As so many things do, it all comes back to late capitalism.
And a few bonus links from Dame Margaret
Does NBC’s new sitcom Indebted look… great? Not quite. Am I going to watch anything featuring Fran Drescher as Adam Pally’s mom, though? Yes, yes I am. And, likewise, I am going to celebrate any project that leads to Fran Drescher being profiled in The New York Times by Amanda Hess. It’s not quite as exciting as the news that Rachel Bloom and Adam Schlessinger (the team who brought us Crazy Ex-Girlfriend’s many bulletproof bops) are adapting The Nanny into a Broadway musical, but it’s still a good reason to recall what an incredible style icon said sitcom’s Fran Fine really was.
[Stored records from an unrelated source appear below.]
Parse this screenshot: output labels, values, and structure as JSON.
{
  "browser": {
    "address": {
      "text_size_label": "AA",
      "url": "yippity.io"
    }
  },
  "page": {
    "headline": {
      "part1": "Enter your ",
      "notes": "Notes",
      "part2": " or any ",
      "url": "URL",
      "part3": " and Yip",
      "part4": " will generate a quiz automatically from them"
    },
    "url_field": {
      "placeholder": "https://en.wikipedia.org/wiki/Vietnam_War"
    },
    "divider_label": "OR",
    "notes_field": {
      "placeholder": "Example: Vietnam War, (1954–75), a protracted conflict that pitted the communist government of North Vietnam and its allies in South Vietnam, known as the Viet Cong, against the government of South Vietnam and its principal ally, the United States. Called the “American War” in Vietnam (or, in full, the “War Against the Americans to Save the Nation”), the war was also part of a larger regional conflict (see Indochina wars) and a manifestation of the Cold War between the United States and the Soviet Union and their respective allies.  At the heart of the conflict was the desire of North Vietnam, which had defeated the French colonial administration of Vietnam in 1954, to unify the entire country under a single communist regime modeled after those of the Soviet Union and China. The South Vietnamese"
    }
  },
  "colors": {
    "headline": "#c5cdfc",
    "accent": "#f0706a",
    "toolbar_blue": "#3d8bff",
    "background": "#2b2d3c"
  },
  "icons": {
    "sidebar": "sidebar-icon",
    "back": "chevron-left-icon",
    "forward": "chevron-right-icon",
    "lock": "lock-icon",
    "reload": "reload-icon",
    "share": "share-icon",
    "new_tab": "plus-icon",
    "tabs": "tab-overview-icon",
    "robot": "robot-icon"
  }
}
To complement Samantha’s great work on Oscar fashion, here are three valuable pieces on different aspects of the same subject:
First up: Vulture’s Angelica Jade Bastien reflecting, in the wake of Kirk Douglas’s death, on just what it means to mourn the ”Golden Age of Hollywood,” and how to love the products of a corrupt system without sacrificing your awareness of the damage that system wrought.
Second, from The New York Times, comes an oral history of one of the more effective and influential bits of hashtag activism to date: #OscarsSoWhite
And, saving the lightest for last, how about a close look at the time in March of 2000 when all 55 of the Academy’s Oscar statuettes were stolen— and how the police managed to find 52 of them.